It all began with a quote: “Wisdom tends to come above ground at times when the planet is going through great changes or when consciousness is about to take a major new leap to a new place, a new level of understanding.” These words, shared by author Cynthia Bourgeault, led Dr. Deborah Rundlett, director of The Meetinghouse, to interview 50 Ridgefield leaders to learn where they were experiencing “wisdom coming above ground.” In addition, she conducted 25 interviews with global leaders as a comparison.
She will be sharing these learnings next week at the International Academy of Management, Spirituality and Religion when it meets in Vienna. Close to forty scholars from 17 countries and four continents, will share their wisdom and insights as they reflect on future research directions for Management, Spiritual and Religion.
Two key themes emerged from her interviews: Embodiment, Self-Awareness, and Broad Middle. In multi-disciplinary studies, embodiment is understood as the path to self-awareness, leading to wise actions. In Rundlett’s words, “The whole leader calls for the whole person: Body, Mind and Soul”.
“The whole leader calls for the whole person: Body, Mind and Soul”
One of the questions asked in the interviews is “where do you experience wisdom in your body”? Responses were diverse and profound. For many wisdom is found in the heart. For others, the solar plexus. For one leader, in his ears. While his first inclination would be to say his heart, he went on to say “I don’t really think that’s the answer that I want to give. I think that it’s in my ears. It is a sense of recognition… you know it when you heart it. And maybe not immediately, but it lingers in your ears.” Another described it in this way: In my body? It’s that sense that I get, that intuition that I feel in my body through the power of the pause.
"Wisdom is the recognition of how things work together for the common good.”
This leads to the second theme that emerged, that of self-awareness.
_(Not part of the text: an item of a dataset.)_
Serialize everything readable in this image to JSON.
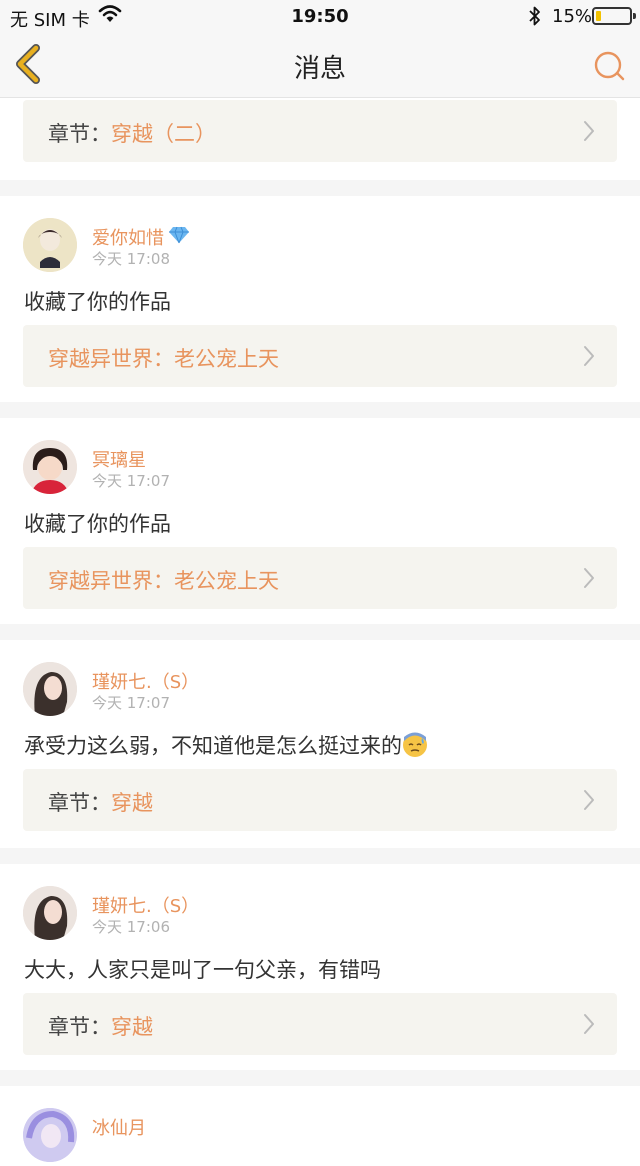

Ridgefield leaders are self-aware. Each of the leaders interviewed recognized and took responsibility for their emotions and their actions. They knew themselves, which allowed them (most of the time) to control their emotions in response to challenging times. And in those times when emotions were not under control, to take responsibility for their own actions.
For some, there was a link between spirituality and wisdom. For others, not at all. For many, wisdom was linked to life experience but not dependent upon it. Practices shared to support the nurture of wisdom included meditation, gratitude, listening and compassion. In closing, Rundlett shared one leader’s definition of wisdom: It “is the recognition of how things work together for the common good.” The common good!